Allison, of Cleethorpes, and Whittle, of Louth, in Lincolnshire, were each jailed for three years, and Brammar, of Humberston, Lincolnshire, received two and a half years. Passing sentence, Judge Geoffrey Rivlin, QC, told them that evidence amply demonstrated that they had been part of a “long-running, entrenched cartel” involving “carefully orchestrated bid rigging”.
The case breaks ground on several fronts — most obviously in being the first test of the law. John Fingleton, chief executive of the OFT, says: “This first criminal prosecution sends a clear message about the seriousness with which UK law views cartel behaviour. The OFT will continue to investigate and prosecute cartels vigorously.”

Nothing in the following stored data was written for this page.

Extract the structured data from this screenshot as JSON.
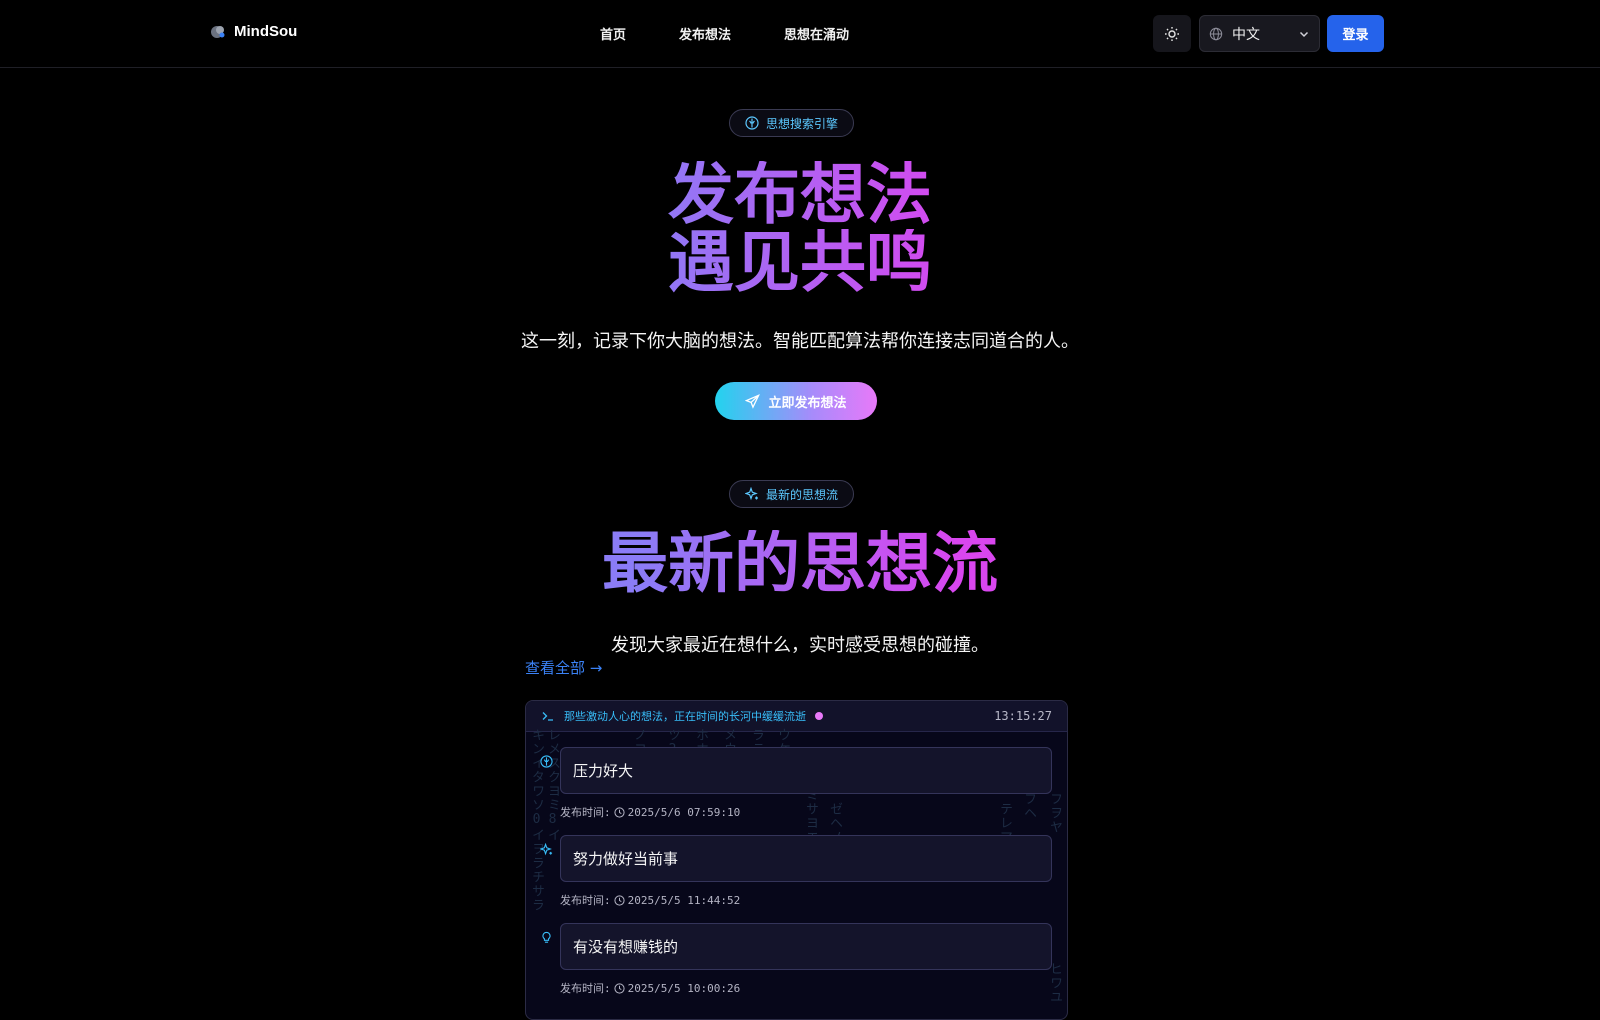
{
  "nav": {
    "brand": "MindSou",
    "links": [
      "首页",
      "发布想法",
      "思想在涌动"
    ],
    "language": "中文",
    "login_label": "登录"
  },
  "hero": {
    "badge": "思想搜索引擎",
    "title_line1": "发布想法",
    "title_line2": "遇见共鸣",
    "subtitle": "这一刻，记录下你大脑的想法。智能匹配算法帮你连接志同道合的人。",
    "cta_label": "立即发布想法"
  },
  "latest": {
    "badge": "最新的思想流",
    "title": "最新的思想流",
    "subtitle": "发现大家最近在想什么，实时感受思想的碰撞。",
    "view_all": "查看全部 →"
  },
  "terminal": {
    "header_text": "那些激动人心的想法，正在时间的长河中缓缓流逝",
    "clock": "13:15:27",
    "time_label": "发布时间:",
    "thoughts": [
      {
        "icon": "brain-icon",
        "text": "压力好大",
        "time": "2025/5/6 07:59:10"
      },
      {
        "icon": "sparkle-icon",
        "text": "努力做好当前事",
        "time": "2025/5/5 11:44:52"
      },
      {
        "icon": "lightbulb-icon",
        "text": "有没有想赚钱的",
        "time": "2025/5/5 10:00:26"
      }
    ]
  },
  "colors": {
    "accent_blue": "#2563eb",
    "cyan": "#38bdf8",
    "violet": "#8b7cf6",
    "magenta": "#d946ef"
  }
}
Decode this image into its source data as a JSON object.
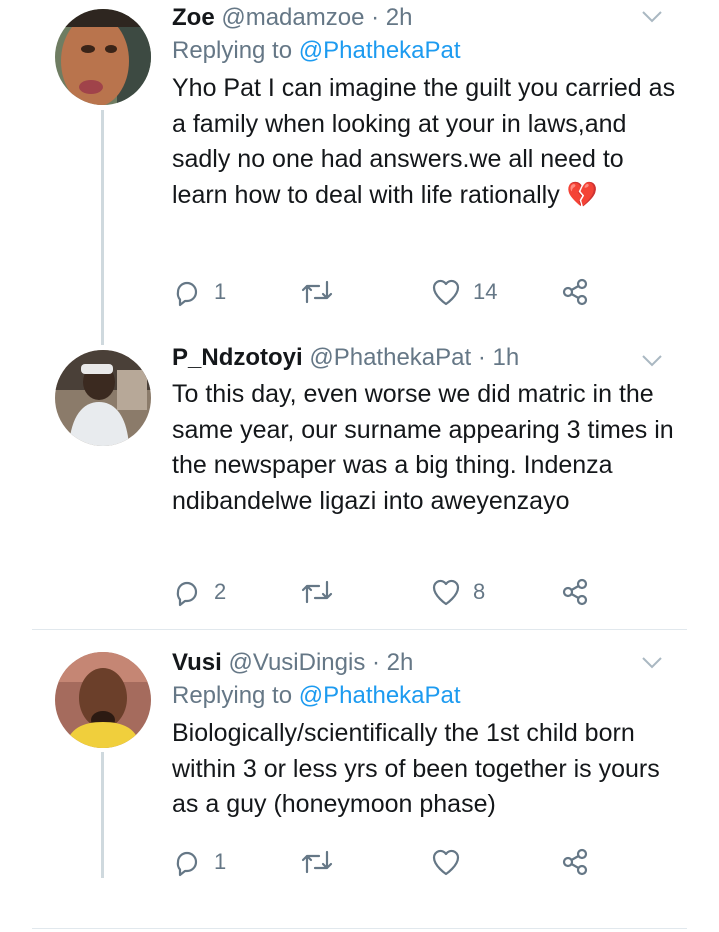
{
  "tweets": [
    {
      "name": "Zoe",
      "handle": "@madamzoe",
      "time": "· 2h",
      "reply_prefix": "Replying to",
      "reply_to": "@PhathekaPat",
      "text": "Yho Pat I can imagine the guilt you carried as a family when looking at your in laws,and sadly no one had answers.we all need to learn how to deal with life rationally 💔",
      "replies": "1",
      "retweets": "",
      "likes": "14"
    },
    {
      "name": "P_Ndzotoyi",
      "handle": "@PhathekaPat",
      "time": "· 1h",
      "text": "To this day, even worse we did matric in the same year, our surname appearing 3 times in the newspaper was a big thing. Indenza ndibandelwe ligazi into aweyenzayo",
      "replies": "2",
      "retweets": "",
      "likes": "8"
    },
    {
      "name": "Vusi",
      "handle": "@VusiDingis",
      "time": "· 2h",
      "reply_prefix": "Replying to",
      "reply_to": "@PhathekaPat",
      "text": "Biologically/scientifically the 1st child born within 3 or less yrs of been together is yours as a guy (honeymoon phase)",
      "replies": "1",
      "retweets": "",
      "likes": ""
    }
  ],
  "icons": {
    "reply": "reply-icon",
    "retweet": "retweet-icon",
    "like": "heart-icon",
    "share": "share-icon",
    "more": "chevron-down-icon"
  },
  "colors": {
    "text": "#14171a",
    "muted": "#657786",
    "link": "#1d9bf0",
    "thread_line": "#cfd9de"
  }
}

It also highlights a new co-operation between the UK and US prosecuting authorities that will be welcome — particularly, this week, to the likes of Gary McKinnon.
In an appeal with implications for other British businessmen sought by US prosecutors, Gary McKinnon, a systems analyst, is accused by the US of causing £475,000 damage by gaining access to 97 computer systems belonging to the Pentagon, Nasa and the US military.
His counsel, David Pannick, QC, told the law lords that extradition would be an abuse of process, as McKinnon, 44, had been warned by US authorities that unless he agreed to plead guilty and to extradition he faced a life sentence rather than a couple of years in jail. A US Embassy legal official in the case had also quoted New Jersey authorities as saying they wanted to see McKinnon “fry”, Pannick said. If he did not co-operate, the matter could be treated as a terrorism case — possibly resulting in a 60-year sentence in a US maximum security prison if McKinnon was found guilty on all six indictments, the law lords were told.
So with US prosecuting authorities increasingly breathing down the necks of British businessmen, the Dunlop three convictions can be welcomed because the three men will be serving their sentences here. The trio had faced jail in the US until Peters & Peters, their London lawyers, brokered a ground-breaking deal between the OFT and the Department of Justice (DoJ) last November.
Under this, the men pleaded guilty to the US authorities on the understanding that the DoJ would hand it over to the OFT for prosecution. US prosecutors agreed that the trio would serve time in jail in America only if British courts handed down short sentences, setting a precedent for all transatlantic cartel investigations.
Bea Tormey, competition partner at Freshfields Bruckhaus Deringer, says that the convictions, five years after the Enterprise Act 2002 came into force, had been keenly awaited and indicated the severity with which such offences were going to be regarded.
“Even with full co-operation and guilty pleas at the earliest possible opportunity, sentences towards the upper end of the statutory range were imposed.” Future offences are likely to be dealt with even more severely: the judge had taken account that it was the first prosecution under the cartel offence and that the conduct had began before it was criminalised by the Act. Such mitigating factors, Tormey adds, “would not be available to future defendants”.
But there is a silver lining. The OFT’s so-called leniency regime carries with it significant incentives for whistleblowers. Companies must have effective antitrust compliance measures in place; but, argues Tormey, these must also include confidential internal reporting channels, to encourage employees to report any “problematic behaviour” directly to their bosses. Companies must take every step to ensure that they obtain every benefit of the leniency regime — so as to obtain immunity from criminal prosecutions.
Simon Neill, head of competition at Osborne Clarke, says: “For the US and now the OFT, securing substantial jail sentences for individual cartellists is seen as the single most effective deterrent for cartel behaviour.”
If the UK follows the US, cartellists should be “very worried”, he says. In the US, the percentage of defendants sentenced to jail rose from 38 per cent in 2000 to 87 per cent in 2007 — and the average prison term imposed on foreign defendants in international cartels rose from 3.4 months to 12 months.
If price-fixing is suspected, he says, seeking speedy legal advice and acting quickly to blow the whistle may well be the difference between prison and a get-out-of-jail-free card.